夜の12時頃にチョロっと食べたら生真面目な私が眠りにつくのは深夜3時ぐらいになってしまう。6時半頃には娘に起される私にとっては拷問だ。

だから綺麗どころからアフターのお誘いを受けても、なかなかお供できない。結局ランデブーも逃げていく・・・。

最初から話が逸れまくってしまった。

寿司の話だ。

最近、立て続けに昼の寿司を堪能した。このブログでも頻繁に登場する高田馬場・鮨源でアルコールに背を向けバクバク食べた。

10年以上通っている店だが、昼間は未体験だった。なんか落ち着かなかったが、ぱっぱぱっぱと握りを注文してせっせせっせと食べた。




煮ハマに生サバ、極上の赤身だ。素直にウマい。当たり前のことだが、シャリが一緒になることで素材のウマさが爆発する。お寿司屋さんでは握りを食べるべきだ!などと一人でうなずく。

フランス人はワインと料理の組み合わせを「マリアージュ」、すなわち結婚と表現するが、そのセンスに敬服する。シャリとネタの「マリアージュ」は日本の誇るスーパー世界遺産だ。




ウニに生のゲソ、そして茹でたて熱々のエビだ。ミソもトッピング。こんなオンパレードならいくらでもペロペロ食べられる。

健康なうちに握りだけでいくつ食べられるか限界まで試してみたい。40貫ぐらいだろうか。いやいやハイペースで黙々と食べ続ければ50貫はいけるのではないか。

お勘定が恐いから回転寿司で試してみよう。


他にもいろいろ食べたのだが、シメにはやはり巻物だろう。かんぴょうにワサビをいっぱい投入してもらう。つーんと涙が一粒こぼれるぐらいがウマい。最後にスキッと締めくくる感じだ。

普段、この店では、わがままばかり言って酒の肴を即製してもらっているのだが、正しくマジメに握りだけを食べると日頃の私の邪道ぶりが悪事に思えてくる。

そうはいっても、夜に出かけると、酒を呑みながら相変わらず板前さん達に余計な作業を頼んでしまう。

ホタルイカを串に刺してもらってニンニク醤油でつけ焼きにしてもらったり、何度かここで書いたが、白子をフライにしてもらったり、タルタルソースまで即席で作ってもらったり、随分アーダのコーダの言ってしまう。

でも、みなさんプロの職人さん達だから、私のリクエストなんかチョチョチョイッとこなしてくれる。

客のワガママを聞くだけでなく、実際に日頃から創意工夫を凝らした料理を作っていることもある。
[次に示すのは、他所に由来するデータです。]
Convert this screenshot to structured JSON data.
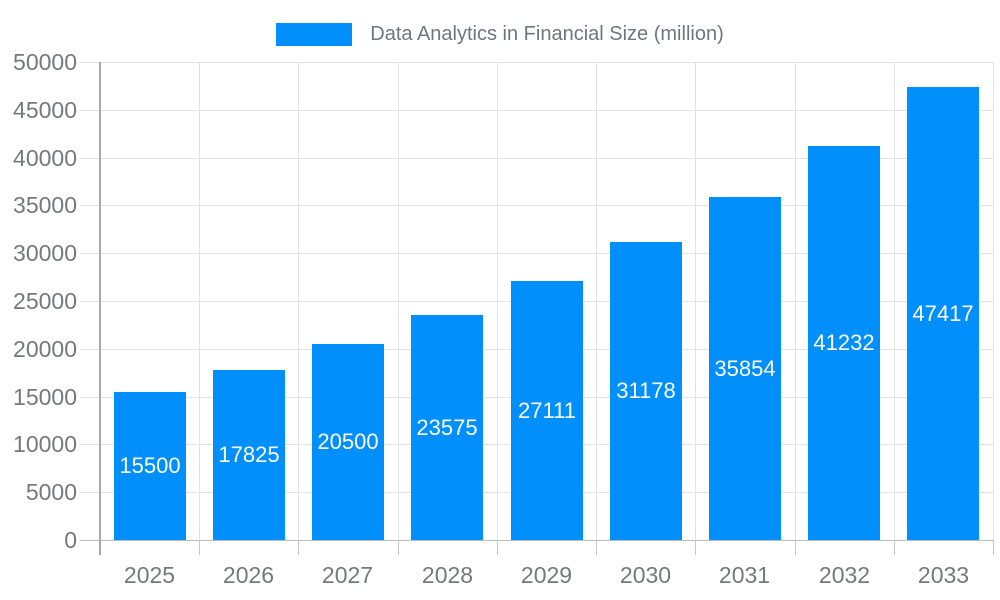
{
  "chart_data": {
    "type": "bar",
    "title": "Data Analytics in Financial Size (million)",
    "categories": [
      "2025",
      "2026",
      "2027",
      "2028",
      "2029",
      "2030",
      "2031",
      "2032",
      "2033"
    ],
    "series": [
      {
        "name": "Data Analytics in Financial Size (million)",
        "values": [
          15500,
          17825,
          20500,
          23575,
          27111,
          31178,
          35854,
          41232,
          47417
        ]
      }
    ],
    "values": [
      15500,
      17825,
      20500,
      23575,
      27111,
      31178,
      35854,
      41232,
      47417
    ],
    "data_labels": [
      "15500",
      "17825",
      "20500",
      "23575",
      "27111",
      "31178",
      "35854",
      "41232",
      "47417"
    ],
    "xlabel": "",
    "ylabel": "",
    "ylim": [
      0,
      50000
    ],
    "y_tick_step": 5000,
    "y_ticks": [
      0,
      5000,
      10000,
      15000,
      20000,
      25000,
      30000,
      35000,
      40000,
      45000,
      50000
    ],
    "grid": true,
    "legend_position": "top-center",
    "legend_marker": "rectangle"
  },
  "colors": {
    "bar": "#008FFB",
    "bar_value_label": "#ffffff",
    "grid_line": "#e3e3e3",
    "zero_line": "#bdbdbd",
    "y_axis_line": "#a9a9a9",
    "tick": "#c5c5c5",
    "axis_text": "#76787d",
    "legend_text": "#72757e",
    "background": "#ffffff"
  }
}
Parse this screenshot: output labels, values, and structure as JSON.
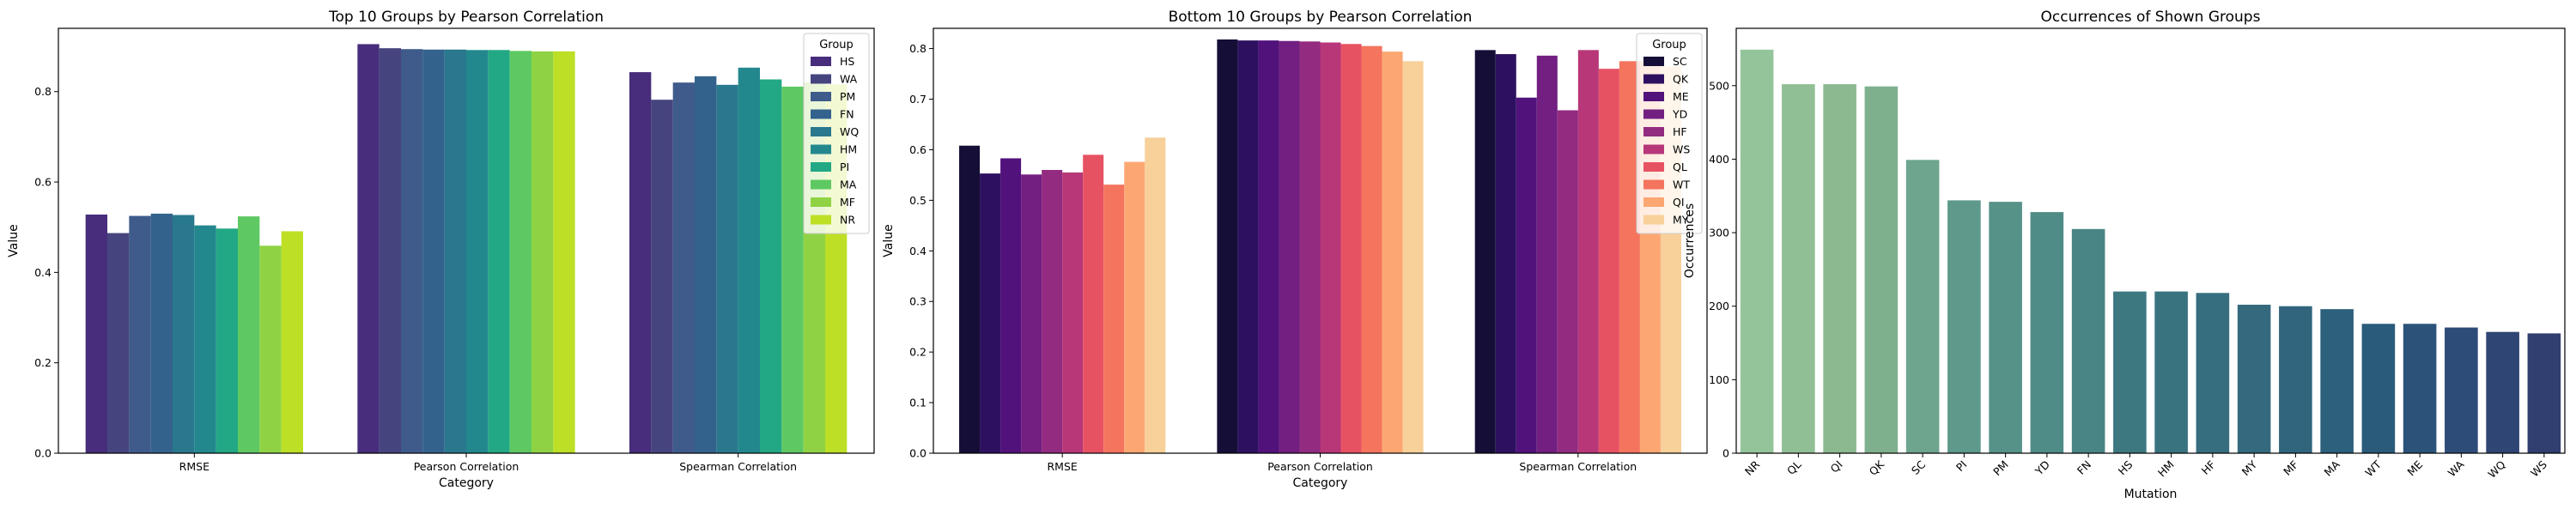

燻製にした魚や貝の肝とか、チーズなんかもスモークで出してもらうことがある。


いろいろな具材を使った燻製の進化形として先日出してもらったのが「スモークマグロだ。それも薄っぺらく切ったマグロを燻製にしたのではなく、塊のまま豪快に調理されている。

見た目はまるで肉だ。スペアリブの塊みたいで、とてもお寿司屋さんに置いてある食材には見えない。

塩、コショウでしっかり味付けされ、マグロの脂もスモークされることで適度に落ち、見た目ほどクドさはない。ハイボールと合わせたら抜群の相性だ。

淡い感じの味わいが多い酒肴の合間にこういうガッツリ系が少し出てくると妙に嬉しい。


上の画像の塊を切って出してもらった画像がこれ。皮目がパリッとして北京ダックみたいだ。もともと上質なマグロしか置いてない店だから、アレンジしても美味しく食べられる。

邪道と言っていいのか微妙だが、こういう邪道は大歓迎だ。狭いルールに閉じこもって、しかめっ面して伝統を押しつけるような店はちっとも有難くない。

自分の信念を大事にするのは職人気質として大事だろうが、カウンターを挟んだ客商売という次元で考えると、自分の価値観、自分の流儀だけを一方的に押しつける行為は感心しない。顧客視点という考え方が欠落している。

もちろん、その店の信念を一方的に押しつけられるのが好きな客は、その手の店で有難く出されるものを押し戴けばいい。それはそれ、一種の信仰みたいなものだから信者を自認する人は満足なんだろう。

イヤなら行かなければいいので、私はそうした異教徒を弾圧するような店には行かない。きっと何を食べてもひたすら揉み手で店主を誉めないとならないのだろう。

ちなみに、お寿司屋さんがその手の店ばかりだったら客のほうも育たない。最近ハヤリの「おまかせ」だけでウン万も取る店も同じだろう。

客だってアレコレやり取りする中で、時にトンチンカンなことを言って恥をかいたりしながら知識を得ていく。そうやって基礎知識や自分の好みや傾向、居心地の良い店かどうかを見極めていくのが普通だろう。

「信仰系、信者系」の店は、客を育てるというより、育ちきった客、分かっている客しか相手にしないという感覚があるのだろうか。まあそれもひとつのジャンルだろう。

なんか理屈っぽくなってしまった。そんなこんなで鮨源さんの懐の広さがつくづく有難い。